Bulgaristan'da 1989 yılında uygulanan asimilasyon politikalarının ardından yaşanan zorunlu göçün üzerinden tam 36 yıl geçti. Türk ve Müslüman azınlıklar üzerinde uygulanan baskılar, milyonlarca kişinin hayatında derin izler bıraktı. Bugün hâlâ zorunlu göç, hem bireysel hem de toplumsal hafızalarda tazeliğini koruyor.
1944 yılında iktidara gelen Bulgaristan Komünist Partisi, ülkede Türklere yönelik sistematik baskılar başlattı. 1946’da çıkarılan yasalarla azınlık okulları kapatıldı, ana dilde eğitim yasaklandı. 1984 yılına gelindiğinde ise "Yeniden Canlanma Süreci" adı altında Türklerin isimleri zorla değiştirilmek istendi. İtiraz edenler ise hapis, sınır dışı edilme ve Belene Toplama Kampı’na gönderilme gibi ağır yaptırımlarla karşı karşıya kaldı.
850 bin Müslüman’ın ismi zorla değiştirildi, 1000’e yakın kişi çeşitli kamplarda tutuldu ve onlarca insan yaşamını yitirdi. Dünyanın dikkatini çeken olaylardan biri, 1986’da Naim Süleymanoğlu’nun Türkiye’ye kaçışı oldu. Bu gelişme, uluslararası kamuoyunun Bulgaristan'daki baskılardan haberdar olmasına neden oldu.

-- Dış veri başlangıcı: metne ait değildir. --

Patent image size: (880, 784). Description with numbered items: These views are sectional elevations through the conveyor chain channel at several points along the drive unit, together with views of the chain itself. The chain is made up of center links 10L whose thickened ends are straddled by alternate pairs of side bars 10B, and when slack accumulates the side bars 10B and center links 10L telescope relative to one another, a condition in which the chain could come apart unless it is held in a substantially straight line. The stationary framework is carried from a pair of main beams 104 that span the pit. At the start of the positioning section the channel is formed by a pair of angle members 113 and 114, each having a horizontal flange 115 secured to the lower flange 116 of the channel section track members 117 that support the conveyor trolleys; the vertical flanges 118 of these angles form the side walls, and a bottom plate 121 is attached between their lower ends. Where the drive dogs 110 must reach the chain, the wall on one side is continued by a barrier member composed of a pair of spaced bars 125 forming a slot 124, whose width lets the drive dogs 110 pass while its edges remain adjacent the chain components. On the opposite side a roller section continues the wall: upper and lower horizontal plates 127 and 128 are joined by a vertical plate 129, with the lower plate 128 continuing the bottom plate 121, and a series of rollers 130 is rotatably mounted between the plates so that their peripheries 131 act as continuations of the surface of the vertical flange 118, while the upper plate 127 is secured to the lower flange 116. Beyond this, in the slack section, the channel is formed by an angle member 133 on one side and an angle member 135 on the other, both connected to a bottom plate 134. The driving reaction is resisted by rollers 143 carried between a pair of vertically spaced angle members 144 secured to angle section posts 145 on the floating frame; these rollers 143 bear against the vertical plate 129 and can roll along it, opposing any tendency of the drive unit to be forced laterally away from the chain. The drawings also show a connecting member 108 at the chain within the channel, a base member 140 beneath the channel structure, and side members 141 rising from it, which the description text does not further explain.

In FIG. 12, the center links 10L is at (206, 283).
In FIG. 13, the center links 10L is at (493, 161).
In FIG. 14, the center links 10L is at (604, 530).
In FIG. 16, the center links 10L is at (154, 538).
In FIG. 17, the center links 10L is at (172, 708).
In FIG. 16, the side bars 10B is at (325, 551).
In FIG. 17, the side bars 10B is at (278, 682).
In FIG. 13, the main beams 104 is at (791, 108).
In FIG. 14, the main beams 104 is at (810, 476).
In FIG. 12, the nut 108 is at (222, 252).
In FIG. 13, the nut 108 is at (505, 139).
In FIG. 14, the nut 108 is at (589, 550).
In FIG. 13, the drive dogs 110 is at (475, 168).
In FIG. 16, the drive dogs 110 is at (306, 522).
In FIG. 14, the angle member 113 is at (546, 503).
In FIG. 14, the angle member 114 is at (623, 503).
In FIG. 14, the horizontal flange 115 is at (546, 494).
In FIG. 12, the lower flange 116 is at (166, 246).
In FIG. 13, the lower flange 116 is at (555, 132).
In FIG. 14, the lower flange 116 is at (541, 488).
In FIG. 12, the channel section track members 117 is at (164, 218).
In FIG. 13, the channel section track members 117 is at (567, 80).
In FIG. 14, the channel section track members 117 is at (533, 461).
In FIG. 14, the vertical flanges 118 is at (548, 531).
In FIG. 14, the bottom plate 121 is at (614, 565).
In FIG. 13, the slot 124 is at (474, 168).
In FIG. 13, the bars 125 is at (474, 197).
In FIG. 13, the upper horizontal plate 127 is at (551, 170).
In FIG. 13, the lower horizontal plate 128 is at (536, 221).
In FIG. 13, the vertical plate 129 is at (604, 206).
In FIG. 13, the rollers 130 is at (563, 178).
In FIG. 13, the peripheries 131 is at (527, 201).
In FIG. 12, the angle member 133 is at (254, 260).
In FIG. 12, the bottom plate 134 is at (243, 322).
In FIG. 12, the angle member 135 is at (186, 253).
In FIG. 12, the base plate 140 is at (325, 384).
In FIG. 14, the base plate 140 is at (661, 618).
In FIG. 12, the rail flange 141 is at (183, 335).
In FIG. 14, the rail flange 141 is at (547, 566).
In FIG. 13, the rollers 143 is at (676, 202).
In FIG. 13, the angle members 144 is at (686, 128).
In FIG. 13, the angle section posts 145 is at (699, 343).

24 Mayıs 1989’da başlayan göç dalgası, 4 Haziran’da Türkiye’nin Kapıkule Sınır Kapısı’nı açmasıyla hız kazandı. Sadece birkaç ay içinde yaklaşık 350 bin Türk, doğup büyüdüğü toprakları ardında bırakarak Türkiye’ye sığındı.
Gazeteci Behiç Günalan, o dönemi fotoğraflarla belgeledi. Günalan, göç sırasında karşılaştıkları trenlere "utanç trenleri" dendiğini ve yaşananları bir insanlık krizi olarak nitelendirdi. Göçe tanıklık edenlerin anlattıkları, yıllar geçse de zorunlu göç gerçeğinin acısını unutturmadı.